Bulunduğumuz şehrin veya yaşadığımız ülkenin halkının tamamına daveti ulaştıramayabiliriz. Ama her kesimin daveti götürmekle mükellef olduğu yerler ve şahıslar mevcuttur.
Esnaf kendi çevresindeki esnaf arkadaşlarına ve ilişkide olduğu müşterilerine, üniversite öğrencileri kendi arkadaşlarına ve bu statüsünü kullanarak ulaşabildiği tüm eğitim çevresine ki bu ister lise isterse ilköğretim öğrencisi olsun. Lise ve ilköğretim öğrencileri de bütün yakın-uzak arkadaşlarına ulaşmalıdırlar.
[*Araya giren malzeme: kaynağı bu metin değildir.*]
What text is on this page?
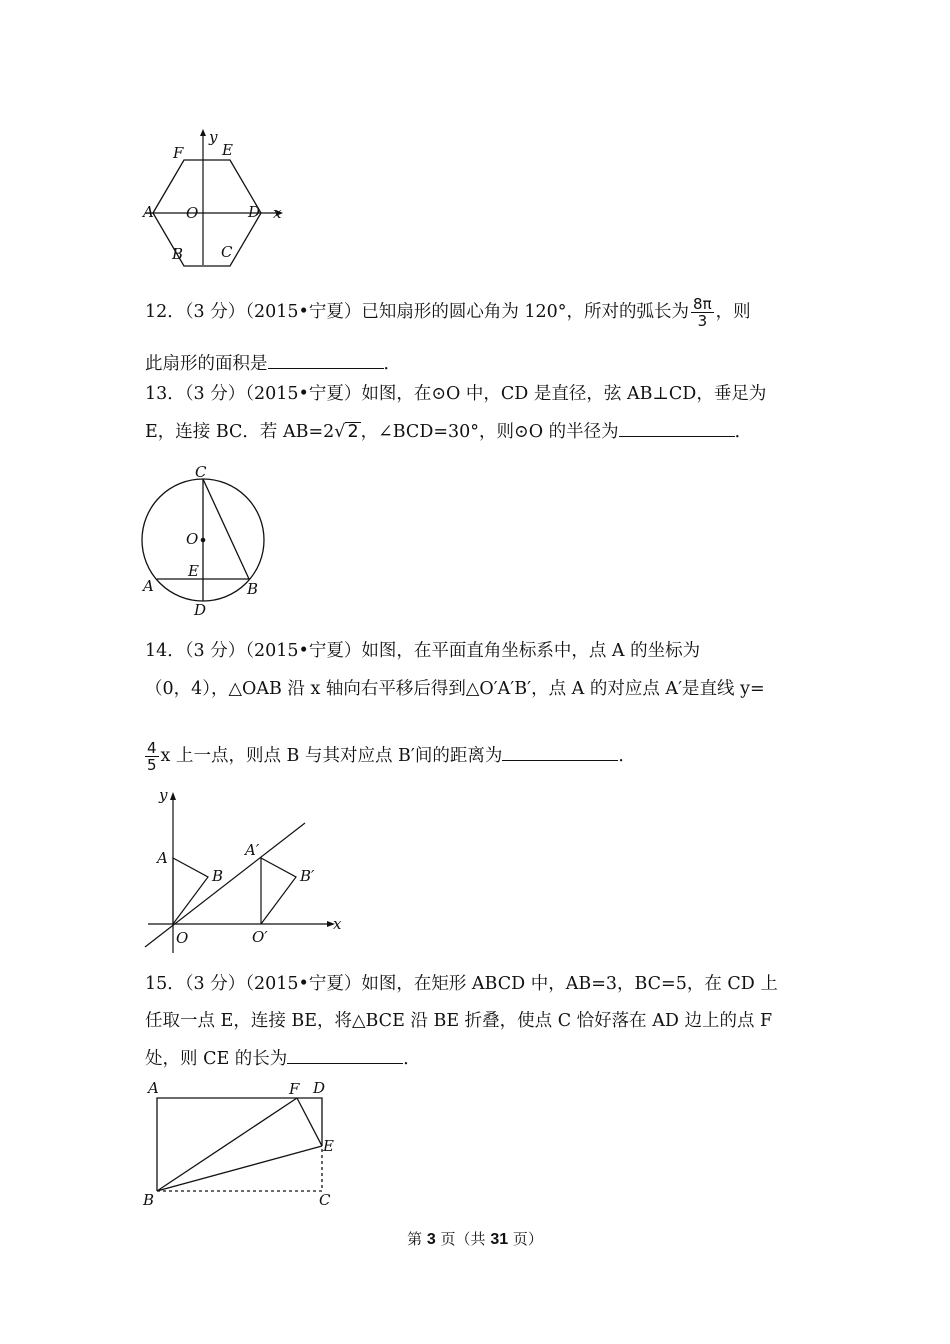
y
F	E
A O	D x
B	C
12．（3 分）（2015•宁夏）已知扇形的圆心角为 120°，所对的弧长为 $\frac{8\pi}{3}$ ，则
此扇形的面积是	．
13．（3 分）（2015•宁夏）如图，在⊙O 中，CD 是直径，弦 AB⊥CD，垂足为
E，连接 BC．若 AB=2√ 2 ，∠BCD=30°，则⊙O 的半径为	．
C
O
E
A	B
D
14．（3 分）（2015•宁夏）如图，在平面直角坐标系中，点 A 的坐标为
（0，4），△OAB 沿 x 轴向右平移后得到△O′A′B′，点 A 的对应点 A′是直线 y=
$\frac{4}{5}$ x 上一点，则点 B 与其对应点 B′间的距离为	．
y
A
B
A′
B′
O	O′
x
15．（3 分）（2015•宁夏）如图，在矩形 ABCD 中，AB=3，BC=5，在 CD 上
任取一点 E，连接 BE，将△BCE 沿 BE 折叠，使点 C 恰好落在 AD 边上的点 F
处，则 CE 的长为	．
A	F D
E
B	C
第 3 页（共 31 页）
Bir de davet çatısı altında çalışıyor olanlar da kendilerine verilen görev ve işleri, layıkıyla ve maksimum bir verimle yerine getirmelidirler. Son olarak yazımızı bir iktibas ile noktalıyoruz.” İlk İslam ümmeti, Allaha davet görevini İmandan sonra en mühim bir vazife olarak kabul edip, fert fert herkes canını ve malını Allah yolunda davet için harcadı. Aradan asırlar geçti, İslam ümmeti tembelleşti. Davet görevi yalnızca âlimlerin yapacağı bir iş olarak görülüp, hutbe ve vaazlara hapsedildi. Bunun sonucu olarak medeniyet kafilesinin en başında bulunan İslam ümmeti, en geride kaldı.